2021-12-02 2:04:17 PM  
1 vote:

phalamir: That isn't how it works.  An AI is given a bunch of previous data.  Using the inputs it picks an output.  It is then told what the correct answers are.  Or, more precisely, it is told how closely all of its decisions together match the all the previous decisions together.


Yup - and when the training dataset has harsher sentences for poorer (usually, less white) defendants, and "sees" more crime in poorer areas, especially in urban areas (so, generally less white areas), and the "right" answer is "what sentence was handed down" (generally more favorable to richer and whiter defendants)...
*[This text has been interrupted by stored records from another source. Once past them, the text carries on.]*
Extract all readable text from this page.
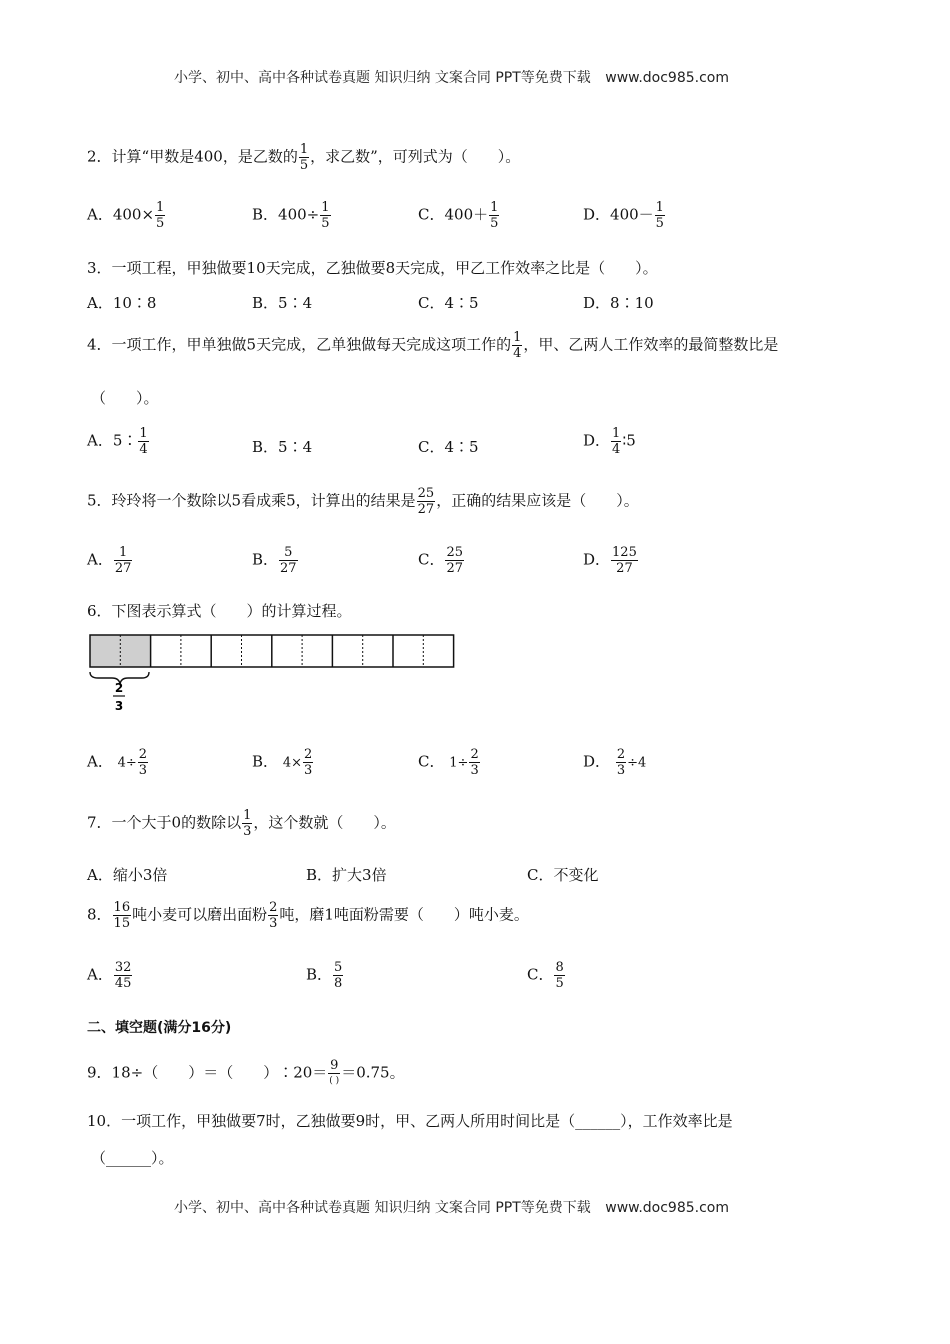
小学、初中、高中各种试卷真题 知识归纳 文案合同 PPT等免费下载 www.doc985.com
2．计算“甲数是400，是乙数的 $\frac{1}{5}$ ，求乙数”，可列式为（　　）。
A．$400\times \frac{1}{5}$	B．$400\div \frac{1}{5}$	C．$400+ \frac{1}{5}$	D．$400- \frac{1}{5}$
3．一项工程，甲独做要10天完成，乙独做要8天完成，甲乙工作效率之比是（　　）。
A．10∶8	B．5∶4	C．4∶5	D．8∶10
4．一项工作，甲单独做5天完成，乙单独做每天完成这项工作的 $\frac{1}{4}$ ，甲、乙两人工作效率的最简整数比是
（　　）。
A．5∶ $\frac{1}{4}$	B．5∶4	C．4∶5	D． $\frac{1}{4}$ ∶5
5．玲玲将一个数除以5看成乘5，计算出的结果是 $\frac{25}{27}$ ，正确的结果应该是（　　）。
A． $\frac{1}{27}$	B． $\frac{5}{27}$	C． $\frac{25}{27}$	D． $\frac{125}{27}$
6．下图表示算式（　　）的计算过程。
2
3
A． $4\div \frac{2}{3}$	B． $4\times \frac{2}{3}$	C． $1\div \frac{2}{3}$	D． $\frac{2}{3} \div 4$
7．一个大于0的数除以 $\frac{1}{3}$ ，这个数就（　　）。
A．缩小3倍	B．扩大3倍	C．不变化
8． $\frac{16}{15}$ 吨小麦可以磨出面粉 $\frac{2}{3}$ 吨，磨1吨面粉需要（　　）吨小麦。
A． $\frac{32}{45}$	B． $\frac{5}{8}$	C． $\frac{8}{5}$
二、填空题(满分16分)
9．18÷（　　）＝（　　）∶20＝ $\frac{9}{( )} =0.75$。
10．一项工作，甲独做要7时，乙独做要9时，甲、乙两人所用时间比是（______），工作效率比是
（______）。
小学、初中、高中各种试卷真题 知识归纳 文案合同 PPT等免费下载 www.doc985.com
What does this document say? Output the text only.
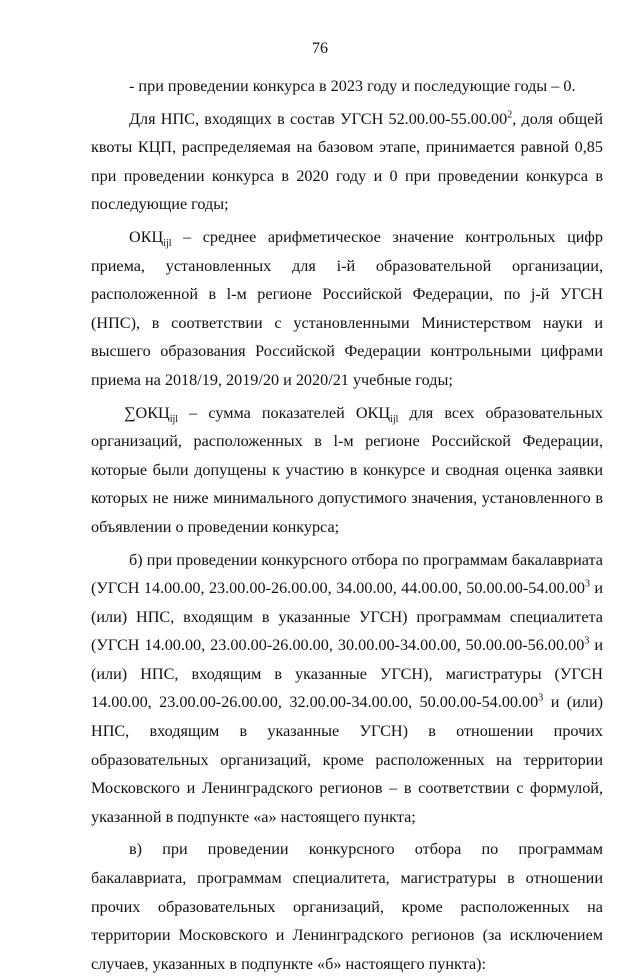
76

- при проведении конкурса в 2023 году и последующие годы – 0.

Для НПС, входящих в состав УГСН 52.00.00-55.00.00$^2$, доля общей квоты КЦП, распределяемая на базовом этапе, принимается равной 0,85 при проведении конкурса в 2020 году и 0 при проведении конкурса в последующие годы;

$ОКЦ_{ijl}$ – среднее арифметическое значение контрольных цифр приема, установленных для i-й образовательной организации, расположенной в l-м регионе Российской Федерации, по j-й УГСН (НПС), в соответствии с установленными Министерством науки и высшего образования Российской Федерации контрольными цифрами приема на 2018/19, 2019/20 и 2020/21 учебные годы;

$\sum ОКЦ_{ijl}$ – сумма показателей $ОКЦ_{ijl}$ для всех образовательных организаций, расположенных в l-м регионе Российской Федерации, которые были допущены к участию в конкурсе и сводная оценка заявки которых не ниже минимального допустимого значения, установленного в объявлении о проведении конкурса;

б) при проведении конкурсного отбора по программам бакалавриата (УГСН 14.00.00, 23.00.00-26.00.00, 34.00.00, 44.00.00, 50.00.00-54.00.00$^3$ и (или) НПС, входящим в указанные УГСН) программам специалитета (УГСН 14.00.00, 23.00.00-26.00.00, 30.00.00-34.00.00, 50.00.00-56.00.00$^3$ и (или) НПС, входящим в указанные УГСН), магистратуры (УГСН 14.00.00, 23.00.00-26.00.00, 32.00.00-34.00.00, 50.00.00-54.00.00$^3$ и (или) НПС, входящим в указанные УГСН) в отношении прочих образовательных организаций, кроме расположенных на территории Московского и Ленинградского регионов – в соответствии с формулой, указанной в подпункте «а» настоящего пункта;

в) при проведении конкурсного отбора по программам бакалавриата, программам специалитета, магистратуры в отношении прочих образовательных организаций, кроме расположенных на территории Московского и Ленинградского регионов (за исключением случаев, указанных в подпункте «б» настоящего пункта):
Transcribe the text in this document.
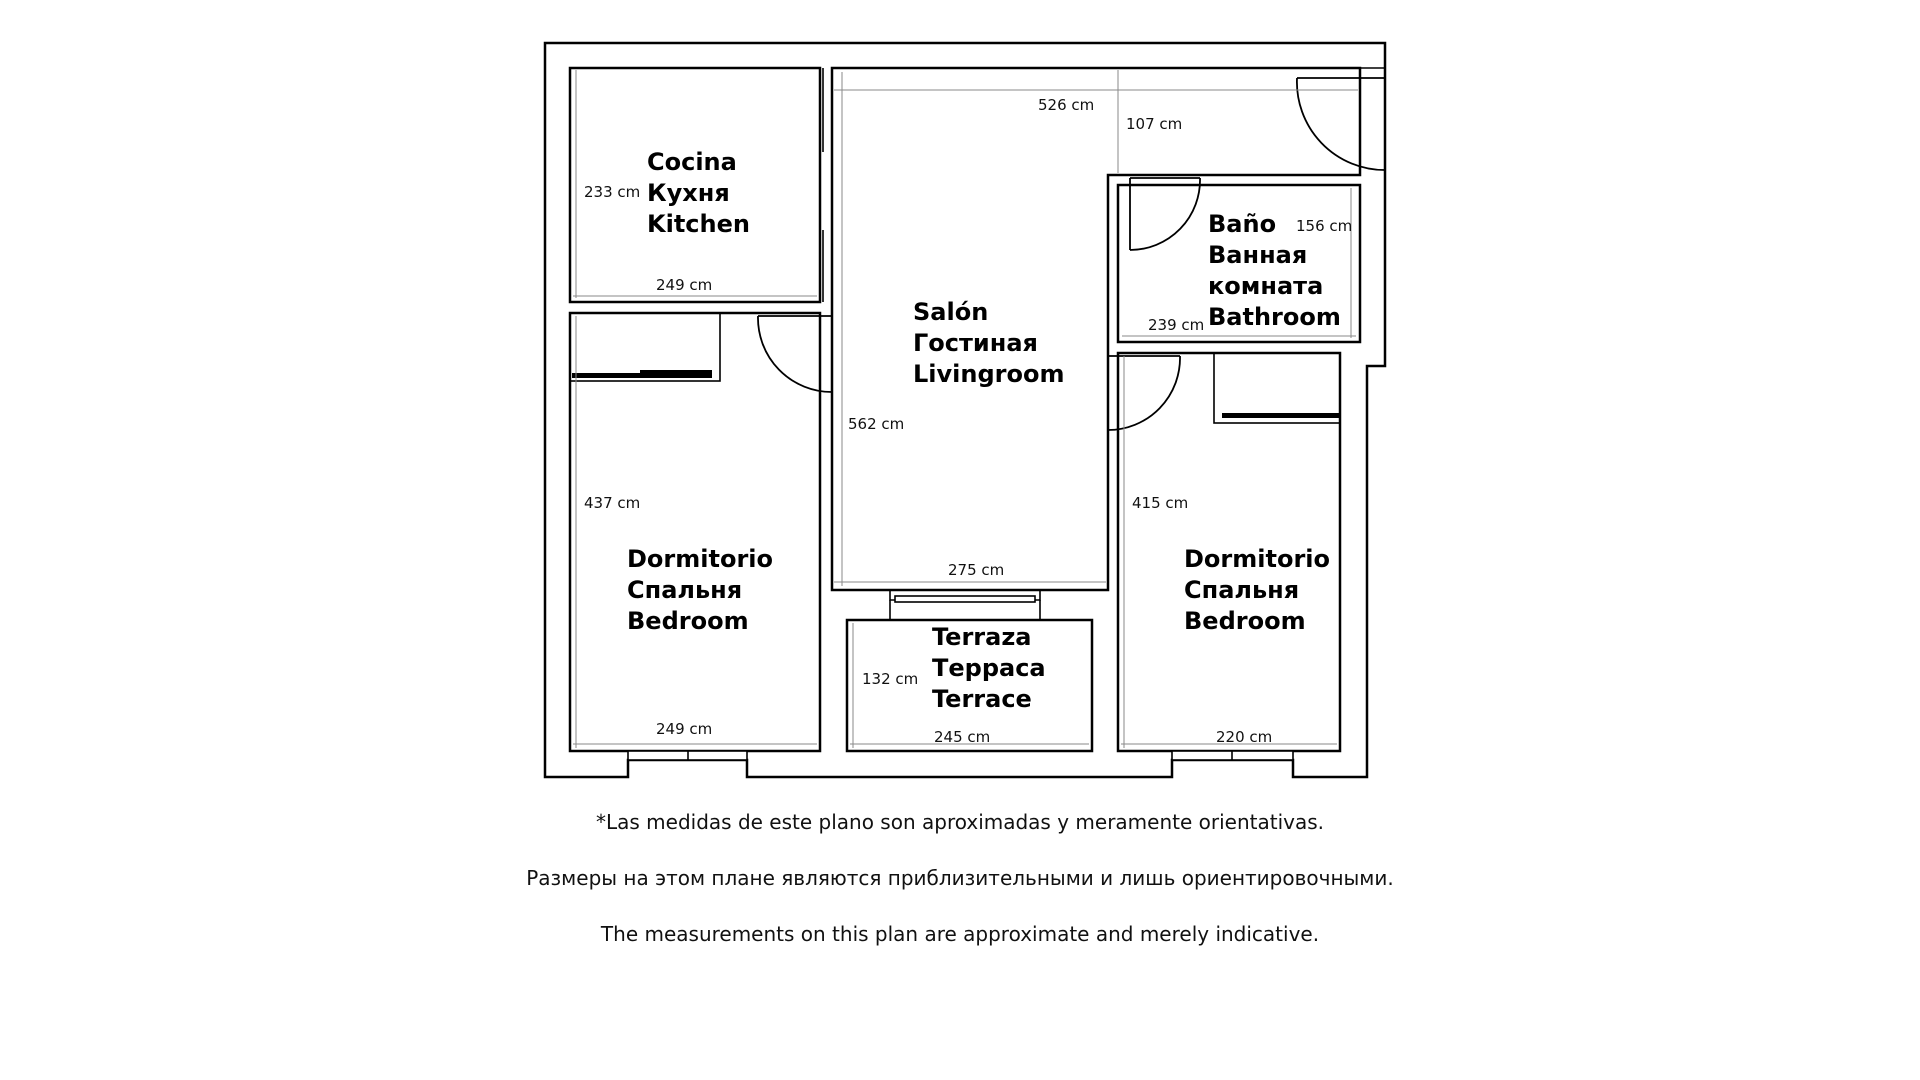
Cocina
Кухня
Kitchen
Salón
Гостиная
Livingroom
Baño
Ванная
комната
Bathroom
Dormitorio
Спальня
Bedroom
Dormitorio
Спальня
Bedroom
Terraza
Терраса
Terrace
526 cm
107 cm
233 cm
249 cm
156 cm
239 cm
562 cm
275 cm
437 cm
249 cm
415 cm
220 cm
132 cm
245 cm

*Las medidas de este plano son aproximadas y meramente orientativas.

Размеры на этом плане являются приблизительными и лишь ориентировочными.

The measurements on this plan are approximate and merely indicative.
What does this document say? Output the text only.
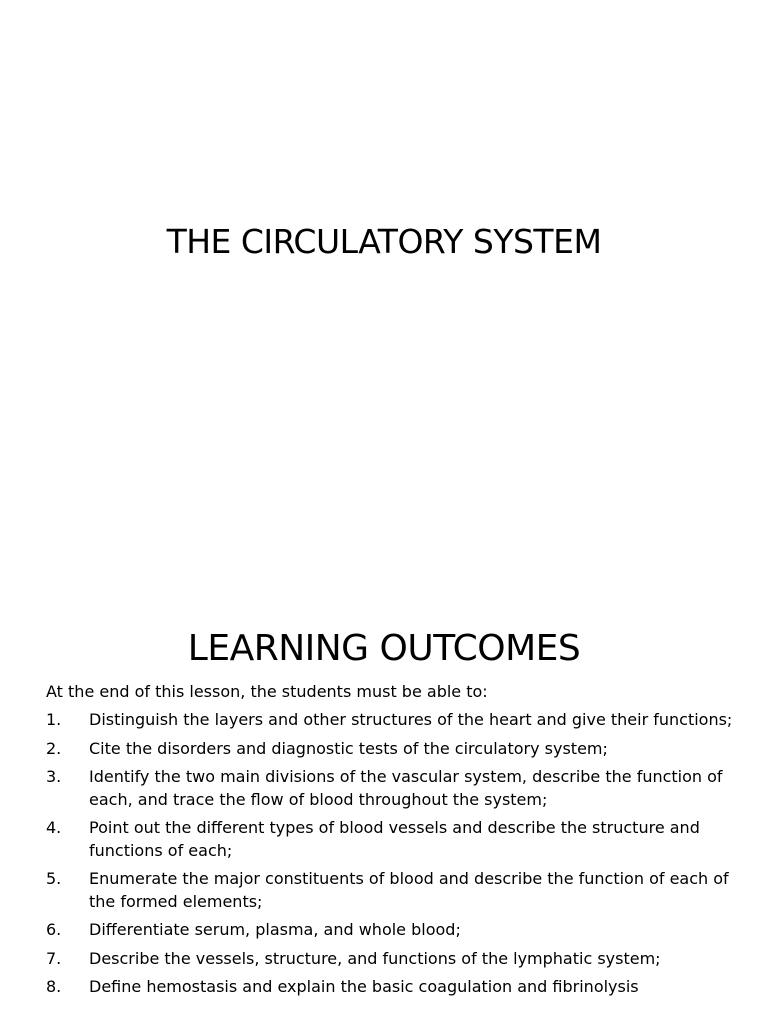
THE CIRCULATORY SYSTEM
LEARNING OUTCOMES
At the end of this lesson, the students must be able to:
1. Distinguish the layers and other structures of the heart and give their functions;
2. Cite the disorders and diagnostic tests of the circulatory system;
3. Identify the two main divisions of the vascular system, describe the function of each, and trace the flow of blood throughout the system;
4. Point out the different types of blood vessels and describe the structure and functions of each;
5. Enumerate the major constituents of blood and describe the function of each of the formed elements;
6. Differentiate serum, plasma, and whole blood;
7. Describe the vessels, structure, and functions of the lymphatic system;
8. Define hemostasis and explain the basic coagulation and fibrinolysis
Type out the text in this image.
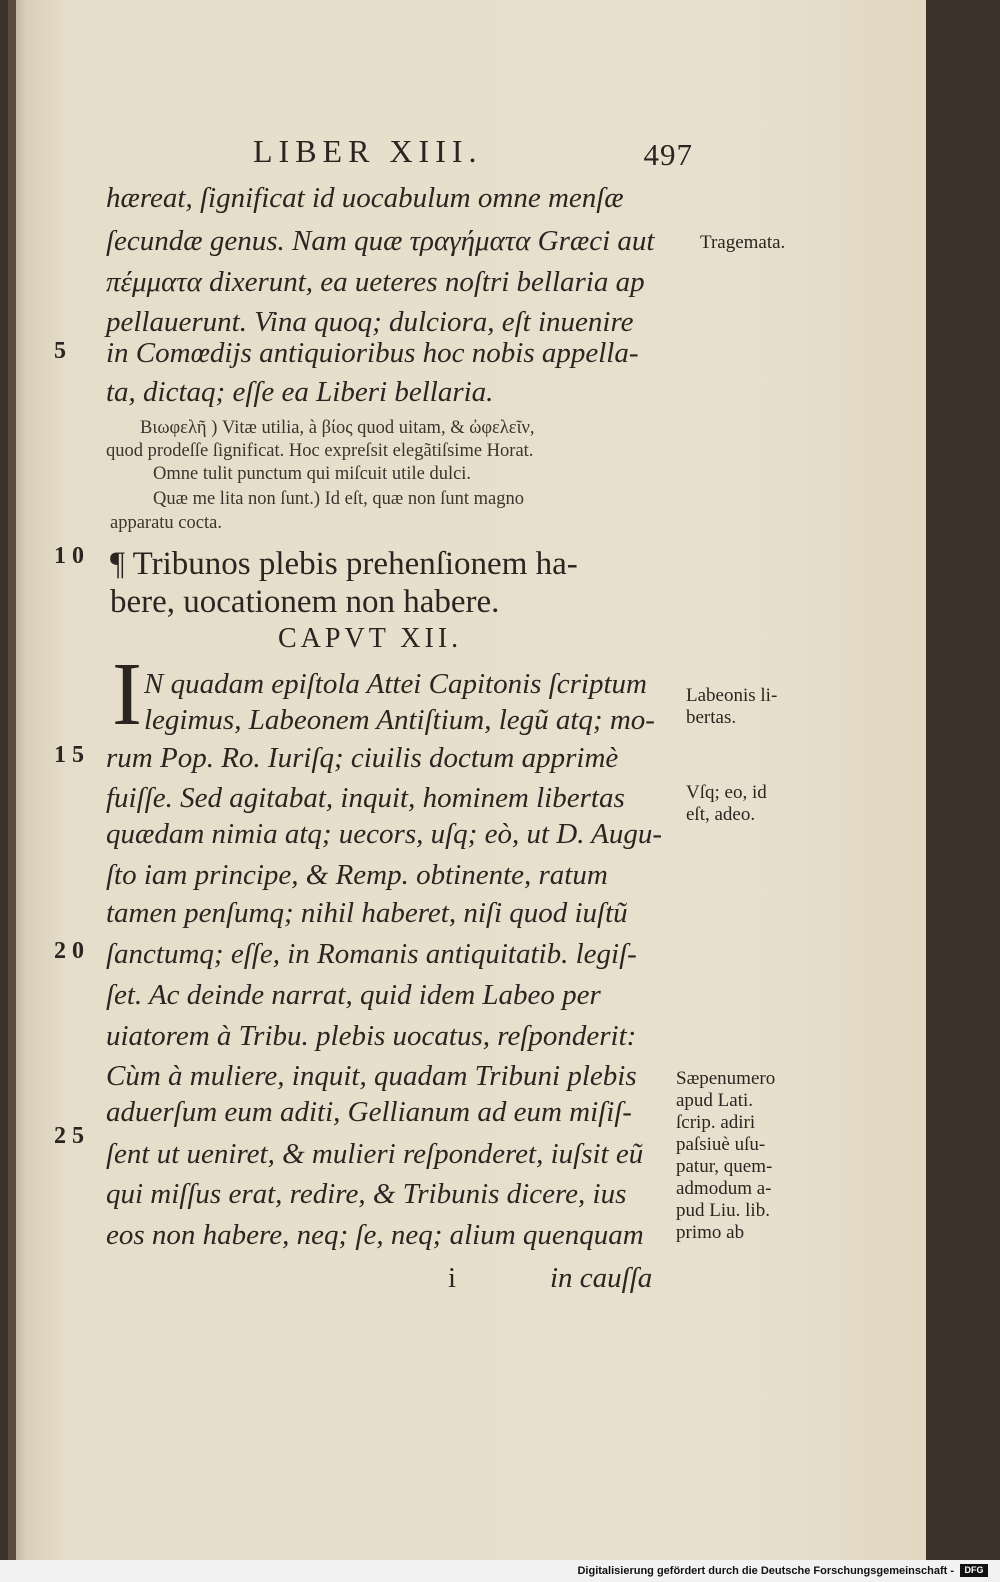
LIBER XIII.	497
hæreat, ſignificat id uocabulum omne menſæ
ſecundæ genus. Nam quæ τραγήματα Græci aut
πέμματα dixerunt, ea ueteres noſtri bellaria ap
pellauerunt. Vina quoq; dulciora, eſt inuenire
in Comœdijs antiquioribus hoc nobis appella-
ta, dictaq; eſſe ea Liberi bellaria.
Βιωφελῆ ) Vitæ utilia, à βίος quod uitam, & ὠφελεῖν,
quod prodeſſe ſignificat. Hoc expreſsit elegãtiſsime Horat.
Omne tulit punctum qui miſcuit utile dulci.
Quæ me lita non ſunt.) Id eſt, quæ non ſunt magno
apparatu cocta.
¶ Tribunos plebis prehenſionem ha-
bere, uocationem non habere.
CAPVT XII.
I N quadam epiſtola Attei Capitonis ſcriptum
legimus, Labeonem Antiſtium, legũ atq; mo-
rum Pop. Ro. Iuriſq; ciuilis doctum apprimè
fuiſſe. Sed agitabat, inquit, hominem libertas
quædam nimia atq; uecors, uſq; eò, ut D. Augu-
ſto iam principe, & Remp. obtinente, ratum
tamen penſumq; nihil haberet, niſi quod iuſtũ
ſanctumq; eſſe, in Romanis antiquitatib. legiſ-
ſet. Ac deinde narrat, quid idem Labeo per
uiatorem à Tribu. plebis uocatus, reſponderit:
Cùm à muliere, inquit, quadam Tribuni plebis
aduerſum eum aditi, Gellianum ad eum miſiſ-
ſent ut ueniret, & mulieri reſponderet, iuſsit eũ
qui miſſus erat, redire, & Tribunis dicere, ius
eos non habere, neq; ſe, neq; alium quenquam
i	in cauſſa
5
10
15
20
25
Tragemata.
Labeonis li-
bertas.
Vſq; eo, id
eſt, adeo.
Sæpenumero
apud Lati.
ſcrip. adiri
paſsiuè uſu-
patur, quem-
admodum a-
pud Liu. lib.
primo ab
Digitalisierung gefördert durch die Deutsche Forschungsgemeinschaft -	DFG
It's almost as though the system itself is a little (or more) racist, don't you think? Like there's some element of racism that isn't outright quantified in our current metrics, but which rears its ugly head basically everywhere?

Nahhhh, that's crazy talk.

// Garbage In, Garbage Out
 
2021-12-02 4:42:33 PM  
1 vote:

Geotpf: Um, poorer areas do have more violent crime than richer ones.  (And poor neighborhoods are more likely to be heavily minority than rich ones.)  Sounds like the software is working.  Not sure what the issue here is.


The AI "predicts" more crime in areas of higher population density and lower incomes which, surprise, are frequently also predominantly minority areas. Has anyone looked at the the crime rates in those areas before the AI was implemented? I'd bet that those were areas with higher crime rates. The AI might suggest that there will be more crimes in those areas but it doesn't send out the cops.

Before the computers were involved people could look at crime rates and decide, "Gee, there are an awful lot of violent crimes occurring in this neighborhood. Maybe we should consider a higher police presence?" They didn't consider how the police would treat the residents, just that maybe having more cops on patrol might be a deterrent.

Using actuarial tables you can find patterns in the data to help in solving a problem. This was done during the cholera outbreak in 19th century London to track down the source of the pathogen. We still do it today in our pandemic contact tracing. Why is doing something similar for policing considered so offensive? Just as you don't fish where the fish aren't biting, you don't send cops to places where there is no or little crime. It is a waste of resources.

Please keep in mind, I am in no way, saying that police presence is always a good thing. It can too often exacerbate a tenuous situation and can lead to horrendous outcomes from trigger happy, nervous, paranoid, racist or poorly trained (frequently all five at once) cops. And I am not equating correlation with causation. But you can't dismiss what the AI is recommending unless you look at the historical crime statistics and determine if they have any validity.